黒人公民権運動以後、芽吹いたこの潮流は、確実にアメリカ映画に一つの時代を築いたと思う。もちろん、それはS・ポワチエという黒人俳優が1963年に
「野のユリ」(1963米)でアカデミー賞主演男優賞を受賞するという偉業あればこそであるが、しかしポワチエの俳優的イメージを考えた場合、必ずしもこの二つが直結するわけではないように思う。
ポワチエが演じる役柄は、白人の映画の中で造形されたキャラクターであって、どこか”作られた黒人”という枠に収まっていた。ある時は優等生的な黒人、ある時は可哀そうな黒人といった具合に、彼は白人が作ったイメージから抜け出せない俳優であったように思う。
そんな時に、黒人が撮った黒人の映画、ブラックスプロイテーション・ムービーが誕生した。それまであったポワチエの”作られた黒人”ではなく、道端の隅っこにいる”本当の黒人”を映画の中に登場させたのである。
本作の監督は「黒いジャガー」の監督ゴードン・パークスの息子である。もしかしたら父の仕事ぶりを傍で見ていたのかもしれない。この両作品は作りがよく似ている。
例えば、オープニング・シーン。ニューヨークの大通りのロケーション、そこを闊歩する主人公、バックに被さるソウルミュージック。ほとんど「黒いジャガー」のデジャヴ感が漂う。全体がハードボイルドな作りになっているのも共通していて、今作と「黒いジャガー」には明らかに同じテイストが感じられる。
この格好良いオープニングの後には、ハーレムの裏路地を舞台にした追跡劇が展開される。ここのアクションは中々切れがあって良かった。このシーンを筆頭に今作にはアクションシーンが度々登場してくる。そこはアクションが少なめだった「黒いジャガー」には無い魅力が感じられた。
そして、このアクションを支えているのが、主役のプリーストを演じたロン・オニールであることは間違いない。彼は劇中で空手も披露しており、クライマックスでは大立ち回りを演じて見せている。
尚、ロン・オニールはこのヒットを受けて何本か映画に出演している。しかし、いずれもB級アクション映画ばかりというのが嘆かわしい‥。身体能力はかなり高い俳優だと思ったので残念である。
演出的な面で言えば、中盤のモノクロのスチール写真を使った”語り”にセンスの良さを感じた。
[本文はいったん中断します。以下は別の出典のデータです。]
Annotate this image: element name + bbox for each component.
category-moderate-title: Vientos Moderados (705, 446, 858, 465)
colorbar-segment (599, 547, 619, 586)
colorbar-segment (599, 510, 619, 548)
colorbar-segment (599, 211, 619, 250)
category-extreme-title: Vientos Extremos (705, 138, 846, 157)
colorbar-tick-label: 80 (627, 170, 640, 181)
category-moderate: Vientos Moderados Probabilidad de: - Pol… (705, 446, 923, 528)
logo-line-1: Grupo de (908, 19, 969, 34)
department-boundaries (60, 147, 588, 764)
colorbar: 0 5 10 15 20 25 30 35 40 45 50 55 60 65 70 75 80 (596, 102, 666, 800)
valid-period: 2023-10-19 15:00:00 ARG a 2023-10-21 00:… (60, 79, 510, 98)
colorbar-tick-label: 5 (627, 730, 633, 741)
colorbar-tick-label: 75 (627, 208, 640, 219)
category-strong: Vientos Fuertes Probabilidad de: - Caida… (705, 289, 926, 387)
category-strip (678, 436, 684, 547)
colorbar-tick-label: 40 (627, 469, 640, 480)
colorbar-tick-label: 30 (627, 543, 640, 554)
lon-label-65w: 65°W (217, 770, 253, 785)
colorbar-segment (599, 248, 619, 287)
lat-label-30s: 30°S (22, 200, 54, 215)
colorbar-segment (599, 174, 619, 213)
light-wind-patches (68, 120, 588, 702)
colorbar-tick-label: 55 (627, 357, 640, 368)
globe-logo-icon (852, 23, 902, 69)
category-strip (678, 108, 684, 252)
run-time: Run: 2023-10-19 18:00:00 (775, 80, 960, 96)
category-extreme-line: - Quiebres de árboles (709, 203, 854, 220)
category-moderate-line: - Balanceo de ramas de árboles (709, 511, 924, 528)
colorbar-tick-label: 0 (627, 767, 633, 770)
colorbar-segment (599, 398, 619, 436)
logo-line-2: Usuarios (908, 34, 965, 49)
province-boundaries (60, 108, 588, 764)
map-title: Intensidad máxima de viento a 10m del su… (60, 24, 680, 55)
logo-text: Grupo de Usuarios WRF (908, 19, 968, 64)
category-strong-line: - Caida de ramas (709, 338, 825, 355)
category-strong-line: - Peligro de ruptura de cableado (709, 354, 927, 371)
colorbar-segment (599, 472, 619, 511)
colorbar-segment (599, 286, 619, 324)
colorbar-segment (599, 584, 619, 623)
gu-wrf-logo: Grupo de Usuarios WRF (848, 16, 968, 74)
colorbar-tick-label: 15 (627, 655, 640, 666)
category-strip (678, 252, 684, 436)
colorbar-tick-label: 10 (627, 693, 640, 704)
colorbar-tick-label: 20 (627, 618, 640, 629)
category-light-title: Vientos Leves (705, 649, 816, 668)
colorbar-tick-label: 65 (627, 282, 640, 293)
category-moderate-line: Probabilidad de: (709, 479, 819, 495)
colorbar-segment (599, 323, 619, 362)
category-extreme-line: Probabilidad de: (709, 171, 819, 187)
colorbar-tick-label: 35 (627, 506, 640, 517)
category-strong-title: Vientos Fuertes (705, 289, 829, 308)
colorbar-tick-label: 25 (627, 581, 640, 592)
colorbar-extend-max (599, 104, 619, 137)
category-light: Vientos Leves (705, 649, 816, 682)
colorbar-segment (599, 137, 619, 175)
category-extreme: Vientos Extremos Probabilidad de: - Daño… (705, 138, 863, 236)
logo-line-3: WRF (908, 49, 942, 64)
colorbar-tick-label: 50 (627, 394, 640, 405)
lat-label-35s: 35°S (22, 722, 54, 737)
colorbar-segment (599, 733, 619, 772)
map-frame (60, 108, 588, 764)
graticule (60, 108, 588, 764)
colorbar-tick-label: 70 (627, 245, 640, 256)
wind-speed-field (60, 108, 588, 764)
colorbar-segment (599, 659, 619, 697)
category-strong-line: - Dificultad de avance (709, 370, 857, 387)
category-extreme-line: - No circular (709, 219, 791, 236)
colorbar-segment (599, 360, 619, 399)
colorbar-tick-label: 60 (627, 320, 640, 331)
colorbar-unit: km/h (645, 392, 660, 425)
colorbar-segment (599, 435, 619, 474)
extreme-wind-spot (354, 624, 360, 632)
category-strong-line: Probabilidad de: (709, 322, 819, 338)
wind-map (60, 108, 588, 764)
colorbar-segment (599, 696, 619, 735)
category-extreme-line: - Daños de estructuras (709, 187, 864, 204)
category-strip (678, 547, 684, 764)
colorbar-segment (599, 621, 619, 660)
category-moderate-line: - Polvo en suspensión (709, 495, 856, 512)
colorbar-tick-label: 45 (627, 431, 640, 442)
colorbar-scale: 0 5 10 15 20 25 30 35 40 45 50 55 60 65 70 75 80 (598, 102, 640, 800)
BGMとの合わせ方も絶妙で、まるでPVを見ているかのようだった。
反面、編集の粗さ、長回しにおける演技の拙さは残念である。
例えば、フレディの取り調べとプリーストのデートを繋げるカットバックは間延びしすぎて退屈してしまう。また、劇中にしばしば登場する長回しもチープな印象が拭えない。いかにも即興的というか、その場で一発撮りしたような安っぽさがある。キャストに実力派が揃っていれば、それなりに見れる物となろうが、いかんせ今作は全てが芸達者な俳優で固められているわけではない。低予算の映画なのでそのあたりは仕方がないだろう。
尚、70年代後半に入ってくるとブラックスプロイテーション・ムービーは徐々に衰退していく。テレビへの人材流出が原因の一つとも言われているが、結局、今作や「黒いジャガー」、パム・グリアが主演した「コフィー」(1973米)等の後続が出なかったことが最大の原因のように思う。
ただ、ブラックスプロイテーションは、後のS・リー監督等を中心とした80年代の”ニュー・ブラック・ムービー”に多大な影響を与えたことも確かで、アメリカ映画史を語る上では欠かせぬ重要な潮流だったことは間違いない。
「黒いジャガー」を撮ったパークス父と、今作を撮ったパークスJr.。この父子が残した功績は大きいように思う。